Response: Justice Merchan sought an opinion from the New York Advisory Committee on Judicial Ethics,
regarding both of these issues, and received an opinion that he need not recuse
himself from the case. The finding of Trump’s guilt was made by a jury that
Trump’s lawyers helped select.
Myth: Juan Merchan is a judge on the
New York County Supreme Court.
Response: Merchan’s correct title is
“justice,” even though he presides in one of New York’s trial courts, which are
called the Supreme Court of each county. The state’s highest court is called,
oddly enough, the New York Court of Appeals.
Myth: Justice Juan Merchan violated
Trump’s rights to defend himself by refusing to permit him to call an expert
witness.
Response: In Trump’s defense, he wanted to
call Brad Smith, a former member of the Federal Election Commission, as an
expert witness on federal election law. Expert witnesses are permitted to
testify in trials to assist the jury in understanding facts about matters
beyond ordinary understanding. Matters of law, in contrast, are for the judge
to provide.
Justice Merchan did not prohibit Smith from testifying, but when he ruled that he could testify only about facts, and not law,
Trump’s team decided not to call him as a witness. Contrary to this myth,
Justice Merchan would have erred if he had permitted
Trump to call an expert witness to testify about the law.
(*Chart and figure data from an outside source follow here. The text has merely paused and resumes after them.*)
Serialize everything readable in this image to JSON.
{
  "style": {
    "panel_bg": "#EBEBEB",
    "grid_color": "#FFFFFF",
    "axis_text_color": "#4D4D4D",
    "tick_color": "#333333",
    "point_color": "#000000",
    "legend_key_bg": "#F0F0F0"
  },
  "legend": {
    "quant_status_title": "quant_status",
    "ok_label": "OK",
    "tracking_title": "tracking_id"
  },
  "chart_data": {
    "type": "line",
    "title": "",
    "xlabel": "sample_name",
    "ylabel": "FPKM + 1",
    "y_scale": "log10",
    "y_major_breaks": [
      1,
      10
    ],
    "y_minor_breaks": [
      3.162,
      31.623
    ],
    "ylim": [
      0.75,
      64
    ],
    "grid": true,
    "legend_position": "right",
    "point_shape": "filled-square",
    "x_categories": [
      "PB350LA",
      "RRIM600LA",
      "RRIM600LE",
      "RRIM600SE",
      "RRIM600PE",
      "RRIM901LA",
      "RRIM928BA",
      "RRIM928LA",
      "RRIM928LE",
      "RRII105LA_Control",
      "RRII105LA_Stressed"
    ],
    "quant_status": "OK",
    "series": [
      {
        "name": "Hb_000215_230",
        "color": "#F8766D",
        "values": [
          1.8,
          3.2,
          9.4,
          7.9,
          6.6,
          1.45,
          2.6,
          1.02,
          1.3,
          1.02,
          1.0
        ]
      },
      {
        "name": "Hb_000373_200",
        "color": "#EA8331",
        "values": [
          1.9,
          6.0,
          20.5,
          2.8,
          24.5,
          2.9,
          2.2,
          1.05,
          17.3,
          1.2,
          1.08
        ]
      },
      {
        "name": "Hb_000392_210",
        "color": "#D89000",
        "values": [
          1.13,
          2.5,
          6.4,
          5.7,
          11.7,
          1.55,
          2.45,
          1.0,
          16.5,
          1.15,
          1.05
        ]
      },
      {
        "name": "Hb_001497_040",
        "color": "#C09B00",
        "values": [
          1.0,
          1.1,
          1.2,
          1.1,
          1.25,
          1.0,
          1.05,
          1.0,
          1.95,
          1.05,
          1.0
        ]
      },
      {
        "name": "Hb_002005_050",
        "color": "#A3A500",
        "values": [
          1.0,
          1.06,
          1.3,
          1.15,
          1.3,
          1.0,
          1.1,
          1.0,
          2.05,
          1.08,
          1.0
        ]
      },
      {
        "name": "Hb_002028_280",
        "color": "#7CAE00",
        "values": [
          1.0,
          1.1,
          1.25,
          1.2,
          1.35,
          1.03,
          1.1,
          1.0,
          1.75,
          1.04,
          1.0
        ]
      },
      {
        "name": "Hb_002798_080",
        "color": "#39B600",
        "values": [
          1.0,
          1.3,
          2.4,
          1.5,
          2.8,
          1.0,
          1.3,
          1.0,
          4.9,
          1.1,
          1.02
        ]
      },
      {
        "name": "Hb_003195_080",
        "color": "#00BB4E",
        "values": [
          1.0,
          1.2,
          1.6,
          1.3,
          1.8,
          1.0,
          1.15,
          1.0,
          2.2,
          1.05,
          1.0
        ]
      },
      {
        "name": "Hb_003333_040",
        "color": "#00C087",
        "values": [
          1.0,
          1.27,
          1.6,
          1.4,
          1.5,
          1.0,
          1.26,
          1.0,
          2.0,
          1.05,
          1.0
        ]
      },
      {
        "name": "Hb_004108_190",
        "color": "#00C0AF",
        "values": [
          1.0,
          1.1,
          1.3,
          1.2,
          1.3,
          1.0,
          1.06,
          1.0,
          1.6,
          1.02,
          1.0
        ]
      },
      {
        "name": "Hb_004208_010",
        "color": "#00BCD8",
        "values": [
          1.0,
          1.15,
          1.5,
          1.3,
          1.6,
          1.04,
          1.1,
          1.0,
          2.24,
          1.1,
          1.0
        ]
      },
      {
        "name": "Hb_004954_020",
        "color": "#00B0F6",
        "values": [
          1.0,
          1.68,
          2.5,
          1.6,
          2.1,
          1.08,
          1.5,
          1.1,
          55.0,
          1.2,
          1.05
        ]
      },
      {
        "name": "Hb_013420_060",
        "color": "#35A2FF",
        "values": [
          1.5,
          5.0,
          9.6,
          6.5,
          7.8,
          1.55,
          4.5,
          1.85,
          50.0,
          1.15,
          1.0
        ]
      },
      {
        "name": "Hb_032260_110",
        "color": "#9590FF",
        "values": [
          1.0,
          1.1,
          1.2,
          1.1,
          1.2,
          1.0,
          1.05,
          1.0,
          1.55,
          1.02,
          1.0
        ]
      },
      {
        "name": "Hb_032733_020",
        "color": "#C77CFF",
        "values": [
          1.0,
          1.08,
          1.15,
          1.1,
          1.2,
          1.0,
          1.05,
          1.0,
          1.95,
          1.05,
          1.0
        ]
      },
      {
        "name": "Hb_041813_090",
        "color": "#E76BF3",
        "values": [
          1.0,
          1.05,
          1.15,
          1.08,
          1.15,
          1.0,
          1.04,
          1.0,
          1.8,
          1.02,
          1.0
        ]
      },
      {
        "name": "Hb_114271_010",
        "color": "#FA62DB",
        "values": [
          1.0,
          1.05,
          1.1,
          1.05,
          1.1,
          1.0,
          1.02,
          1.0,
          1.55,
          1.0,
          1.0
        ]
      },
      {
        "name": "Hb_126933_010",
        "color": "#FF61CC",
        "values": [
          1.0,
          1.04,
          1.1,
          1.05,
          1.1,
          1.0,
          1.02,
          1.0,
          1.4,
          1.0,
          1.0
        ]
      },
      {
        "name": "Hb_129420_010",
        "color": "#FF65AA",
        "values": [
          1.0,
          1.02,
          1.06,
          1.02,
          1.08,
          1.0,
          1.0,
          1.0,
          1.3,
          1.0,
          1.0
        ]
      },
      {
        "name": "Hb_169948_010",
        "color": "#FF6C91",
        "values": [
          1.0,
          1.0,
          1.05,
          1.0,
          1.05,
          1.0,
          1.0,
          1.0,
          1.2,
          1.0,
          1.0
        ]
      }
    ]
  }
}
Myth: Justice Merchan violated Trump’s
First Amendment rights to free speech and to testify in his own defense by
imposing a gag order in the case.
Response: The gag order entered by Justice Merchan and upheld by the
five-judge appeals division did not prevent Trump from
testifying in his own defense, a right Merchan expressly explained to Trump in open court
during the trial. Trump had every right to do so, and chose to instead exercise
his right to remain silent at trial.
The gag order restricted the defense from making
statements outside of court that targeted witnesses, jurors, staff and family members of the court and prosecution team,
though not Justice Merchan or Bragg himself. The court of appeals found that
the order properly protected witnesses and the fair administration of justice.
Myth: The U.S. Supreme Court may
intervene and overturn Trump’s conviction before his sentencing on July 11,
which is four days before the GOP convention.
Response: Trump may appeal his conviction
after he is sentenced on July 11. The case could not go before the U.S. Supreme
Court until he exhausts all of his appeals in the New York state court system,
which likely will take more than a year. Then, Trump could ask the U.S. Supreme
Court to review his case, but only for alleged errors applied to federal
statutes or the U.S. Constitution, such as the due process clauses of the 5th and 14th Amendments.